Opening Remark

Recently I had a conversation with a good friend, in which I expressed my opinion that all academic pursuits are basically fraud. He disagreed by saying 'autheticity is my middle name'. This prompted me to question myself what would be mine, and I find no more suitable word than Cynicism. Hence, from today on, my name is Peidong C. Young, C for Cynicism. 9/7/10







Saturday 10 July 2010

'A Single Man'


The film 'A Single Man'(2009) directed by Tom Ford has left me more puzzled than disappointed. There has been many reviews of the film on the Internet, but none of these seem to be critical enough, at least not in the way I'd like to critique it. The way Zizek critiques cinema through psychoanalytical, sociological and cultural lens is what would suit my taste, but sadly Zizek doesn't seem to have written anything on it - and why should he? The fact that I feel more connections with the film doesn't mean he has to. He has more important films to review, and for the moment, let me attempt to say a few words of my own about this film.

I haven't read the original novel on which the film is based and am not going to. But while watching the film I could not help thinking how restrictive cinematic adaptations of literature usually are. As various critics point out, the film is a surreally beautiful one, not surprising that it came from Ford. But the way everyone in the film is so beautiful and everything in the film so elegant and expensive makes me uncomfortable. Imagine how ugly and unfit actors will spoil the whole film. Ugly ordinary people not only have no place in glamour or romance, they don't even have a place in sorrow and misery, which also need to be glamorous, romantic, and after all, SEXY, to be desirable. This reading, of course, is made from my privileged epistemological position of being an ordinary, unattractive, unsexy person. Depiction of the suppression of gay, and more generally the sadness and plight of human condition/experience, in Ford's way, through beautiful actors and expensive props, is in fact an insult on the people with which the film is supposed to create empathy and connection. Your sorrow is only worthy of attention when you are beautiful and sexually desirable. This underlying message makes this film one of the most regressionary that there can be, but this is not surprising that it has come from a world renowned fashion designer himself shrouded in glamour and riches. This also makes this film unforgivably boring and backward looking. Nothing new is there in the film. The original novel, however, will at least give readers some space of imagination, and more ways of interpretation, something Ford's film has obliterated.

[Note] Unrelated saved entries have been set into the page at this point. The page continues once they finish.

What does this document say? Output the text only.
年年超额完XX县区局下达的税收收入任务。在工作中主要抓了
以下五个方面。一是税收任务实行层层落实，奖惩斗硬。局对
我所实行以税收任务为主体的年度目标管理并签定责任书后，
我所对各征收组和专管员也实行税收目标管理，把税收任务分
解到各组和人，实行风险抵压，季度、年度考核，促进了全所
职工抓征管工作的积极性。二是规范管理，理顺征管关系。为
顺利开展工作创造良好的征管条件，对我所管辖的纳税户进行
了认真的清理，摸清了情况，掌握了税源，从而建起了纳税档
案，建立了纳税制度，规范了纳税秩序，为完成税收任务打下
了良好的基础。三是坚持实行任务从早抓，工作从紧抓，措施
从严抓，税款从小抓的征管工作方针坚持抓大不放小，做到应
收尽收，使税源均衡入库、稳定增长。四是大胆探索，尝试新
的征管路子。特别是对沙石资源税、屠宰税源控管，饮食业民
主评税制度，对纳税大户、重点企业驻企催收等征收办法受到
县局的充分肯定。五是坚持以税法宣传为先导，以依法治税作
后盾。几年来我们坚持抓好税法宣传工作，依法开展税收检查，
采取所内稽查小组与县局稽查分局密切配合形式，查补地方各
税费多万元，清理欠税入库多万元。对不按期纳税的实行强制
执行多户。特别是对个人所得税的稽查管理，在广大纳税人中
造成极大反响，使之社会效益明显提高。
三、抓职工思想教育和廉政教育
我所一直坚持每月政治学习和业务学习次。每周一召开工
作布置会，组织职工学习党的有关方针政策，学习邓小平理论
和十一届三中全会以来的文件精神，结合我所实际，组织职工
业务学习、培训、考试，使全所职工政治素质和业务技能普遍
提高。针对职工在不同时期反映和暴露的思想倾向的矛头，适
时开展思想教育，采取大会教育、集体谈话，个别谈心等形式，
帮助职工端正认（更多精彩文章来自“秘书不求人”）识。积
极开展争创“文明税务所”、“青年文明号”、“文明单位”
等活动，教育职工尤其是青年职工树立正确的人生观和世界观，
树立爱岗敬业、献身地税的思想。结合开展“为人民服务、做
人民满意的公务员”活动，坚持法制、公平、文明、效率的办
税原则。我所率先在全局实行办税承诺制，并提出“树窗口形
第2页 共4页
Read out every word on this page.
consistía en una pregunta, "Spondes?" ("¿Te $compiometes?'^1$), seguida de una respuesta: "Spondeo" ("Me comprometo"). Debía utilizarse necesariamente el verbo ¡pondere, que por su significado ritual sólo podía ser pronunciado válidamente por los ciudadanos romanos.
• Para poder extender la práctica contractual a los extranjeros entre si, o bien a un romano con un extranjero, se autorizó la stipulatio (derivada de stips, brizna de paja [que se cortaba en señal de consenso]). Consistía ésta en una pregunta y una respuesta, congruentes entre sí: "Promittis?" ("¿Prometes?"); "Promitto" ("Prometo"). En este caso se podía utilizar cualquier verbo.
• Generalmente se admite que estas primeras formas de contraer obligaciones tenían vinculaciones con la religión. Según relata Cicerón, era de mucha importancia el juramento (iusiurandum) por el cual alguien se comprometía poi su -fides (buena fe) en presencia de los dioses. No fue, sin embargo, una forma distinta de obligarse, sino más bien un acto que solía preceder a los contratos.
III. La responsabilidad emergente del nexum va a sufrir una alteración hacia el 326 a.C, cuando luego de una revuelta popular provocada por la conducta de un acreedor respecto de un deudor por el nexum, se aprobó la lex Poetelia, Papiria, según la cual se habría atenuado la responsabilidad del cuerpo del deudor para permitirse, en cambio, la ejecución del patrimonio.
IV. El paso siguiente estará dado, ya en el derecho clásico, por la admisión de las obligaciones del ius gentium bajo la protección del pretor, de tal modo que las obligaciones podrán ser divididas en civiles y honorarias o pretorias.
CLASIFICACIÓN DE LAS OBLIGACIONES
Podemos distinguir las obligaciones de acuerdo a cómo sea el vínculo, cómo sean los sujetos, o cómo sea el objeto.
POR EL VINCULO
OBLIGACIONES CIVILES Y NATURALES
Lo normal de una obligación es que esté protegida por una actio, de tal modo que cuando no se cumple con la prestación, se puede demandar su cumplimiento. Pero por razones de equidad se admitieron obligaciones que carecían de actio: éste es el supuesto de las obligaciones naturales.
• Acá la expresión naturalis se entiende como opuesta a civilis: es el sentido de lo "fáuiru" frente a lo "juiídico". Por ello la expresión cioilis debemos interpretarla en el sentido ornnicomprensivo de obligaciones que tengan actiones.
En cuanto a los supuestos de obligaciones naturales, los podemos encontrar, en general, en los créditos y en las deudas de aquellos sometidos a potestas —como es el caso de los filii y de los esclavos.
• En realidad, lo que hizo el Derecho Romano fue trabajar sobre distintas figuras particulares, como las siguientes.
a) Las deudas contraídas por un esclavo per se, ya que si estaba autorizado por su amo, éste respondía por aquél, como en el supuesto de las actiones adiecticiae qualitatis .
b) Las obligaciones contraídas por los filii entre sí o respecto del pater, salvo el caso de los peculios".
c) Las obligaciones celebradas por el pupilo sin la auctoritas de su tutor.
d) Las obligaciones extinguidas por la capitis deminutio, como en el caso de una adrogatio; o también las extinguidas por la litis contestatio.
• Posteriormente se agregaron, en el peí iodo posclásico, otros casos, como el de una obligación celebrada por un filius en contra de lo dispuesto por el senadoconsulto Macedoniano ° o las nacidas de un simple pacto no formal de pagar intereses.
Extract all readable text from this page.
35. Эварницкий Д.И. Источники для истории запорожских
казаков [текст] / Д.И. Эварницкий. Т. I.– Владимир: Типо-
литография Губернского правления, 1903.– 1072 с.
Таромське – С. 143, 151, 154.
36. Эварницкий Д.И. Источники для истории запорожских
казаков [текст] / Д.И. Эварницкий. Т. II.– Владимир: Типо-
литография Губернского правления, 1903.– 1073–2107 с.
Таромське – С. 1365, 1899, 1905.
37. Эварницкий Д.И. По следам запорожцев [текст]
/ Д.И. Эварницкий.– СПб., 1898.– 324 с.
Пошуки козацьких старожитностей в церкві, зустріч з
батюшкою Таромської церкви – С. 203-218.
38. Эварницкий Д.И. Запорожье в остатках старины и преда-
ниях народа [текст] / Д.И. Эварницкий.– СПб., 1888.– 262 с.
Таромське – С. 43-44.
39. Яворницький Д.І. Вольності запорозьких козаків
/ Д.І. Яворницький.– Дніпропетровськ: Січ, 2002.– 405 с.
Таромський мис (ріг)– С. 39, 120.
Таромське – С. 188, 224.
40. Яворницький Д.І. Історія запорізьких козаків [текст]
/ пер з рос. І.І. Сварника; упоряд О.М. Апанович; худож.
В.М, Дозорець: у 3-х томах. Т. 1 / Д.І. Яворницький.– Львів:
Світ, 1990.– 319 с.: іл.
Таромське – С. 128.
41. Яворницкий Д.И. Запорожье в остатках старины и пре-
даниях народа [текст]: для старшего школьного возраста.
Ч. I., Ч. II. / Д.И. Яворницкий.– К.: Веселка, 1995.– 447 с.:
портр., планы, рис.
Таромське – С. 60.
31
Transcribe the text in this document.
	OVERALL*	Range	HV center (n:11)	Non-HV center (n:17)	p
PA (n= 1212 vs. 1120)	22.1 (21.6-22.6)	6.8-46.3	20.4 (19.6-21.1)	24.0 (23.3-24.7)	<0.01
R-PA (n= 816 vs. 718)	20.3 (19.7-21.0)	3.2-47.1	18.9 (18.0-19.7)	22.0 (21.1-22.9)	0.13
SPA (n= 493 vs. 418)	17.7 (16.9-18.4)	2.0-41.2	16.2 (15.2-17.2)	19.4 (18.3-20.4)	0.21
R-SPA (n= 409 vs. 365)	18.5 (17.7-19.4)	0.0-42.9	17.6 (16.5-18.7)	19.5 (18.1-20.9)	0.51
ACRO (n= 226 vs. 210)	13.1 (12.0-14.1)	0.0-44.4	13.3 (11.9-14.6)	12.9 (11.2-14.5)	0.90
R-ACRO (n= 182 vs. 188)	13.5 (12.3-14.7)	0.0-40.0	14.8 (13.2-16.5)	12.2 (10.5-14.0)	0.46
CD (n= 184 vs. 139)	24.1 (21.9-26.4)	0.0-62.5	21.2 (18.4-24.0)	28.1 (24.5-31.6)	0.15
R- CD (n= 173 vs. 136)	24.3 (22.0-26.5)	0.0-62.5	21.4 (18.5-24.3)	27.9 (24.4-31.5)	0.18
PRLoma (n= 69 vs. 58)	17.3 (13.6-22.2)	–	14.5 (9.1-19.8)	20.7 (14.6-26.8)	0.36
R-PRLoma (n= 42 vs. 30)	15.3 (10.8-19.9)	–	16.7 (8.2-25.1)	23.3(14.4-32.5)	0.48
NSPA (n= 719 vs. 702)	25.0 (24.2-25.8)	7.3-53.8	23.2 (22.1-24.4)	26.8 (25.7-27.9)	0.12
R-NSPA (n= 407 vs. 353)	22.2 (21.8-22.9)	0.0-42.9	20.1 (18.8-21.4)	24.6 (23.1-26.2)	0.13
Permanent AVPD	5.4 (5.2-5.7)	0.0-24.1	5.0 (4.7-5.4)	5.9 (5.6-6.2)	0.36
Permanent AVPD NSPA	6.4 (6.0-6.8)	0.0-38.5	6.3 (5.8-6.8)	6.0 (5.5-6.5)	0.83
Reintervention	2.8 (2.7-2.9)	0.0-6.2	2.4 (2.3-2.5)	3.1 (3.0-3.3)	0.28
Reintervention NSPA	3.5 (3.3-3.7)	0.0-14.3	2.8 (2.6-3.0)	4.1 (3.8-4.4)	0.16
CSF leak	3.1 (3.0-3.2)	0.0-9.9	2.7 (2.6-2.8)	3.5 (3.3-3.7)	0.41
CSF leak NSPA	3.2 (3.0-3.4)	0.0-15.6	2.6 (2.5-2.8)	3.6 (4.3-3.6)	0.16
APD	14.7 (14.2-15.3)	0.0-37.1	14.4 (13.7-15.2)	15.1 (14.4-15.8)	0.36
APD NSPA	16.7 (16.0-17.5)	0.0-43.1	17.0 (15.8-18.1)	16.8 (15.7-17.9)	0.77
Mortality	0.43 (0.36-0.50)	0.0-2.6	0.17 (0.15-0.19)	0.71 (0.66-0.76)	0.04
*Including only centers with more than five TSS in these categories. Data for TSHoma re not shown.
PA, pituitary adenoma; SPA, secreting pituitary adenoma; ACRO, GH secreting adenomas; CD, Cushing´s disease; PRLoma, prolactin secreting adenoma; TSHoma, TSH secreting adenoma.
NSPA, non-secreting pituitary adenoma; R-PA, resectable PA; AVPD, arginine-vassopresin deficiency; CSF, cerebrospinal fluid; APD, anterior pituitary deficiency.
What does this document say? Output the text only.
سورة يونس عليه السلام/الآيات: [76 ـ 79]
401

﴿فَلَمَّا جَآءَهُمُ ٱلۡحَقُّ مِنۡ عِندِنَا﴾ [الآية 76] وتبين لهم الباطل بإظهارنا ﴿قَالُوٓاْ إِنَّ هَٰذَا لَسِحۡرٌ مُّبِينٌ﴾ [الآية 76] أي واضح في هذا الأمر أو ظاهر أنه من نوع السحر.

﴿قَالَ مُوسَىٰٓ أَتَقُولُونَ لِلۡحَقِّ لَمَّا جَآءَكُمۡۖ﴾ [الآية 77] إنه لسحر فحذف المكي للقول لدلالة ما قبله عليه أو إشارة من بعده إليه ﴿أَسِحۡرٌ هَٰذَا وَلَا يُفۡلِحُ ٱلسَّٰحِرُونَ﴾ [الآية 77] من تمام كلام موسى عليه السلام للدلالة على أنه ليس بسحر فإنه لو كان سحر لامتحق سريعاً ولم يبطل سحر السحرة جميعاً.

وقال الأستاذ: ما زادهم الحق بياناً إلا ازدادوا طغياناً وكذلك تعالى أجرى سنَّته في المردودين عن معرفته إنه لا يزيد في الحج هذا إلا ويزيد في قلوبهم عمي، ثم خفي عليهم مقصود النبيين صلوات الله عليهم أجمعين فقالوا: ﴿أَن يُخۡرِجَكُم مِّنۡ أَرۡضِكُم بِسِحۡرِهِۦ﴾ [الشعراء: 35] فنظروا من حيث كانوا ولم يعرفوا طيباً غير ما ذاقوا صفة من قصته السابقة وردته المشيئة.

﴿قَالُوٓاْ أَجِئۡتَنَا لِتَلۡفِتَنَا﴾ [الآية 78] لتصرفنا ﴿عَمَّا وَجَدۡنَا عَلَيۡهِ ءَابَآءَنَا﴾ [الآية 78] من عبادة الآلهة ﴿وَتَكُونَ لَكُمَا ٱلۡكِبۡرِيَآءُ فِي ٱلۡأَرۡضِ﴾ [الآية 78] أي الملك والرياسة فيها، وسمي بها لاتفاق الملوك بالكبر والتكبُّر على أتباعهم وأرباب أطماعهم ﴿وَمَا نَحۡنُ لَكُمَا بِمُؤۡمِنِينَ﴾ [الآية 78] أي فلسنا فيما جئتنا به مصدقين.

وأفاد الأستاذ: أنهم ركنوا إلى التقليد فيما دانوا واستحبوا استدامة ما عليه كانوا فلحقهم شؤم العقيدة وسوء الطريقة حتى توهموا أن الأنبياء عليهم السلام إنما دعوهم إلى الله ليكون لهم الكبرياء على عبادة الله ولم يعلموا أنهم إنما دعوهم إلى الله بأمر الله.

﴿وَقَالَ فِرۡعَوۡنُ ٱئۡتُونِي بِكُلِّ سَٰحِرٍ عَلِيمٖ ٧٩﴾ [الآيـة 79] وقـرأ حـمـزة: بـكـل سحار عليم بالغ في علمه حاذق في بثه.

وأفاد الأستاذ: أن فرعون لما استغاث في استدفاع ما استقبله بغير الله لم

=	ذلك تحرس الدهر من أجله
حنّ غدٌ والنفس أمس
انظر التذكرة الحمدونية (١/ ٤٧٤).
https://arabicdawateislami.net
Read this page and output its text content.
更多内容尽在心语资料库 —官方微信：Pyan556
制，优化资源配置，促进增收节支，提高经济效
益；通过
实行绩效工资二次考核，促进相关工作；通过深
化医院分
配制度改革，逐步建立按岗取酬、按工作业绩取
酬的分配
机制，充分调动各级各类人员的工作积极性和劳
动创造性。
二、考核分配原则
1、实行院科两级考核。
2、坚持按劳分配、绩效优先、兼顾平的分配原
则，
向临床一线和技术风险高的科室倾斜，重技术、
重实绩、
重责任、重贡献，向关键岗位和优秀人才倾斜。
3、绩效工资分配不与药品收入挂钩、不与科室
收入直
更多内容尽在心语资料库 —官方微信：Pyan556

Not unrelatedly, the film has also been puzzling at several points. I do not know how closely the script has followed the original story, but the message conveyed through the film is somewhat ambiguous. This is not to pass the normative judgment that all story has to be coherent and convey a clear message, but even incoherence should make a point, make sense. The feeling that I got after watching this film is that the message is neither naively unequivocal (like most Hollywood films are) though nearly so, nor incoherent or ambiguous in a sophisticated way.

Mainly two scenes in the film have contributed to my puzzlement. The first is when George got back home in the evening and was about to shoot himself. He tried various positions to rest his body in bed before he would shoot himself in the mouth but could not find a satisfactory position. In fact, the scene is a bit funny, where he repositions the pillow for many times and even tried a sleeping bag. It is not necessary to shoot oneself in the mouth to kill oneself - one can achieve just the same by putting the gun against the temples. The scene, in my reading, insinuates the act of fellatio. The way George constantly changes his position and could not find a comfortable one is the most convincing evidence. The second puzzling scene is when George passed in front of the little boy of the neighbouring family. The boy was holding a watergun and threatened to shoot George. George brooded a bit, before in his imagination he used the watergun to shoot the boy in his face. A stream of water shoots at the middle of the boy's face, and the boy spitted out those that got into his mouth. I have NO DOUBT that this is a thinly disguised (though perhaps more thickly for straight audience) reference to the fetish 'water game' or 'water sports' some gay men play by peeing on the sexual partner's face and/or body. The verisimilitude was so striking that for a moment I thought that was what it was in the film. For Tom Ford who is gay, he could not have produced the above two scenes innocently. I am very sure, but slightly more so about the second one than the first, that my readings above are the hidden references intended by Ford.

But what are these two references supposed to mean in the context of the whole film?? This I cannot fathom. Are they expressions of the suppressed sexual desires of George? But the film has made other more direct references to that. If the film is intended to a great extent to be a vivid description of a single gay man's emotional and sensual frustrations, as it is, what is water gaming a little boy supposed to add to it, given that this is a transgression that is unlikely to be permitted by even those most liberal/tolerant towards gay sex? Or are these two well camouflaged innuendos simply mischievous tricks that Ford created for his own secret pleasure? - like royal artisans in imperial China who secretly left their own personal marks (like signatures) on products they made for the imperial court, on which personal marks were strictly forbidden. If so, Ford has certainly succeeded, for I believe very few people would have made the interpretation that I have done of the two scenes, and I am not sure many of those who read this will buy them either.

Indeed, to me, these two scenes are the only sparks of brilliance in an otherwise unremarkable boring film.